Now comes the final level: the “peak experience” we all would like our clients and athletes to have. If you’re a business owner, you’d like to be able to guarantee each and every person who walks through your doors reaches this level. Unfortunately, the fact of the matter is that we really can’t guarantee it. All we can do is keep buffering the base and middle level of the customer pyramid and the “needs” will take care of themselves. So, what exactly is the “peak experience” and what unrecognized needs does it meet?

Honestly, we can’t define it. All we can do is describe it. It’s almost a surreal experience, one they didn’t realize they would have before they came to your facility.  It’s one that leaves each client evangelizing others and bringing in more customers better than any marketing plan ever could.
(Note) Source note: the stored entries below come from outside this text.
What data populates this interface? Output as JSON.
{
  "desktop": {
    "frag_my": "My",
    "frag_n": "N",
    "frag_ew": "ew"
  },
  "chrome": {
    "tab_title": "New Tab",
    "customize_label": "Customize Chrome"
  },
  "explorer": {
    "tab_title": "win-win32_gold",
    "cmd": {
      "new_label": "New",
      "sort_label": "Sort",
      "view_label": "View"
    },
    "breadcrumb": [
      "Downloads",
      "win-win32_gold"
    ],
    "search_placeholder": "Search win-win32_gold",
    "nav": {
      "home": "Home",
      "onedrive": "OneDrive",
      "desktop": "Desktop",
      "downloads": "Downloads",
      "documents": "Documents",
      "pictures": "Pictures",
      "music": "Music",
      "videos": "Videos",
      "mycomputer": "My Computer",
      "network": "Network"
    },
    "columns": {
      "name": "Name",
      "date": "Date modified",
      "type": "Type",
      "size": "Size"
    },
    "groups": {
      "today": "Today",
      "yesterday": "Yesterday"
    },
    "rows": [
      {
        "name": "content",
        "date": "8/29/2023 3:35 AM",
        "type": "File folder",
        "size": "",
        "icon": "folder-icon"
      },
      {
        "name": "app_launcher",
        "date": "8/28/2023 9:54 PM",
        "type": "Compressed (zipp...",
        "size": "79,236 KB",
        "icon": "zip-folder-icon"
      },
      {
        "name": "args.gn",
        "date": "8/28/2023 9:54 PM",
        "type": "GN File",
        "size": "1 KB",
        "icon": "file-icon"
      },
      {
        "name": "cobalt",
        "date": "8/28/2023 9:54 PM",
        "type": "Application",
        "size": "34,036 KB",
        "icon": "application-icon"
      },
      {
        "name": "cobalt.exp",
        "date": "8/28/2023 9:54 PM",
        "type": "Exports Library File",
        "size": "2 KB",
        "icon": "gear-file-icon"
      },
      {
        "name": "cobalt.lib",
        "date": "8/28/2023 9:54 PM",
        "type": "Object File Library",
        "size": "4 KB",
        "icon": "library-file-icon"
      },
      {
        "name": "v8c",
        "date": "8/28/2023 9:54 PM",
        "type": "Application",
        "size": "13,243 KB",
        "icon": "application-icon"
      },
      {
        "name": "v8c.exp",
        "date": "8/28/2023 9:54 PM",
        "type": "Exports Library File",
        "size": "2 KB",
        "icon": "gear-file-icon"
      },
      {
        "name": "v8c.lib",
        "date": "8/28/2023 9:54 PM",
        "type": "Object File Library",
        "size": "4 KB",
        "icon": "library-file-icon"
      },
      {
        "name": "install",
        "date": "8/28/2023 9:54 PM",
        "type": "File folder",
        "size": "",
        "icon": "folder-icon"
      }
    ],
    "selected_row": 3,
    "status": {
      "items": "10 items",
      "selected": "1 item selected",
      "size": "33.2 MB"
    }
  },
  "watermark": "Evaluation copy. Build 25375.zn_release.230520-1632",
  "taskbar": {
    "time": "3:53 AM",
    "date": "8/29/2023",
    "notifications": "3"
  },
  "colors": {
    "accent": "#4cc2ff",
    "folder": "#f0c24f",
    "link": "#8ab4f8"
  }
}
It’s to the point that a person can’t even begin to think about training elsewhere because they “just HAVE to train at (your place).” It’s that unique feeling someone gets when they walk through the door of your facility because they know what’s about to transpire, and it’s the feeling they leave with afterward. Some young athletes can have such a euphoric experience that they can’t even fathom using equipment brands other than what you house at your facility. While that’s an extreme case, it’s a reality in some places and all goes under the “peak experience” category the folks at CP have worked to cultivate. The peak experience is best described as the culmination of environment and atmosphere CP provides its customers. It includes the interaction of staff members, interns, other customers, facility equipments, sights, sounds, etc. All these variables added together can help us describe that peak experience.


Here I want to make myself vulnerable to the readers. Being young and eager to learn I’ve found it can be easy sometimes to get caught up in the scientific and technical side of things and effectively skip past the base level needs of some of the clients with whom I was working. Mistakenly, I wanted clients to have all their unrecognized needs met right away and right now! There were also times where I jumped right to coaching someone without taking the time to build a relationship with them first. While this might in some collegiate settings be acceptable, it does not yield a good outcome in the private sector. In fact, I would go as far as to say that as a college student this is the biggest mistake I’ve made in my learning process. There have been specific instances where an athlete simply did not like me because the very first day we met I was trying to coach him/her instead of trying to establish rapport first AND THEN coach him/her. Remember – “no one cares how much you know and what results your program can give them, until they know how much you care about satisfying their personal needs.” Essentially I was skipping past this client’s base level of needs to trying to cultivate higher lever needs first.

I’m open and honest about my experiences for a couple reasons:

1.  I’ve always appreciated when those who have gone before me were candid about their mistakes so that young up-and-comers like me could learn from them.

2.  I think too many people subconsciously believe that just because someone is an internet author, they do everything right. You’d be surprised! Whether it’s a big name in the profession or one of their interns everyone has made both big and small mistakes in their career. Some were easily recovered from while others might have even been so extreme that the outcomes were career ending.

At any rate, we should all strive to learn from our own mistakes and that of others and be diligent to make a permanent change that will prevent us from screwing up again.

Make sure we are investing most of our efforts satisfying base level needs of our clients before getting them up to higher levels.